Eis algumas expressões:
Mucho cabezón para tan poco cerebro.
Mucho sudor para tan poco botín.
Mucho ruido pare tan pocas nueces.
Es mucho pueblo [el de la Baja California] para tan poco gobernador.
Mucho Castillo para tan poco Señorio.
Tanto para tan poco.
Demasiados pases para tan poco toreo. 
Demasiado toro para tan poco toreo.
Mucho pollo para tan poco arroz.
Quien mucho abarca poco aprieta.
Demasiado toro para tan poco torero.
TT.


----------



## Isoka

Oba! Valeu , gente! Vejo que há muitas, e isso é ótimo,  porque pra cada contexto, pode ser usada uma expressão!

Obrigada!


----------



## tonica

¿quien me puede traducir????....  porfavor...

"é mta areia para a minha camioneta...."


----------



## Giorgio Lontano

mta = muita

Então: "Es mucha arena para mi camioneta"
 
Tchau!


----------



## Tagarela

Olá,

Ou então: _é muita areia para meu caminhãozinho._

Essa expressão costuma ser usada no sentido figurado, indicando que alguém deseja algo além do que consegue suportar ou merece. 

Até.:


----------



## aboborinha

"É demais para mim".  Ciao


----------



## Outsider

Mire estos dos hilos anteriores:

É muita areia para o meu caminhão.
Muita areia para seu caminhão


----------



## tonica

pues.....  que significa esta frase cuando un hombre dice asi a una mujer????


----------



## Outsider

Normalmente se utiliza esta expresión hablando de terceros o terceras cosas. ¿Cuál es el tema de la conversa en el contexto que tiene?


----------



## tonica

tema es .....  mhmmmm ...  un hombre dice a una mujer que es bella y otros mil cosas, que ama ella, etc....... y esta frase...


----------



## Outsider

¿Referiéndose a ella?
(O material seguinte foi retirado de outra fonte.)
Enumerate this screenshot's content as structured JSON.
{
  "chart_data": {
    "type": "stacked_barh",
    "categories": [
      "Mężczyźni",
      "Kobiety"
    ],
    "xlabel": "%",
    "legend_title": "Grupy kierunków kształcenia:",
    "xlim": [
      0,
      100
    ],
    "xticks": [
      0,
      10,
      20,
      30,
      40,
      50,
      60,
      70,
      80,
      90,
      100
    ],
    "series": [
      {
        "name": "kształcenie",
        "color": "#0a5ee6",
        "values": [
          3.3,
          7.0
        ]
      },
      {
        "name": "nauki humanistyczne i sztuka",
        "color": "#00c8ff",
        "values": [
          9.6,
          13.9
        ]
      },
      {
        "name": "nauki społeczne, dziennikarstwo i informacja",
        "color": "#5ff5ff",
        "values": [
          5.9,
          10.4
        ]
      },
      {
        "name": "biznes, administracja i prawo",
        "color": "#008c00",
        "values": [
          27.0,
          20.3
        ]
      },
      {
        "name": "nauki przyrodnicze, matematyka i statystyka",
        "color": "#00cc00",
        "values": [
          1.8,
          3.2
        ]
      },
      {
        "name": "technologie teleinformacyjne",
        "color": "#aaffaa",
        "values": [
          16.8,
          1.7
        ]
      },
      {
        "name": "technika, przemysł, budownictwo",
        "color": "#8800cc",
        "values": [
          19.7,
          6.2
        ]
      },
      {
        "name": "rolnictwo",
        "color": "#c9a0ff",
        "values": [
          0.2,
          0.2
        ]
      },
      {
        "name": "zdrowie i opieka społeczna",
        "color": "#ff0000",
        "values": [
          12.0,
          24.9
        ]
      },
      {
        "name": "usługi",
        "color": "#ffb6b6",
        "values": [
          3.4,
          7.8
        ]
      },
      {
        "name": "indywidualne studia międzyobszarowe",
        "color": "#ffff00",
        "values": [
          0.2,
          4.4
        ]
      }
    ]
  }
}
Quizás sea una forma de mostrarse humilde, o de mostrar su admiración por las múltiples calidades de esa doncella.


----------



## tonica

gracias    por fin entiendo...


----------



## Gilmer Mosquera

mucha (concha/orto) para poca pija....o


----------



## lil havanna/stockholm

Mucho para un solo corazón !


----------



## Mangato

tonica said:


> pues..... que significa esta frase cuando un hombre dice asi a una mujer????


 
Mucho macho para tam poca hembra, o mucha hembra para ese macho.

Son expresiones de marcado sentido erótico-machista, que a mi personalmente me parecen deplorables, pero ahí están


----------



## lil havanna/stockholm

Realmente, "muita areia pra meu camião" me parece más bien dulce, como un piropo. "no puedo contigo, te me desbordas", 
"no te llego ni a los talones". 
Quién lo dice (hombre o mujer) considera al otro muy admirable por una razón específica o por diferentes razones que se suman.


----------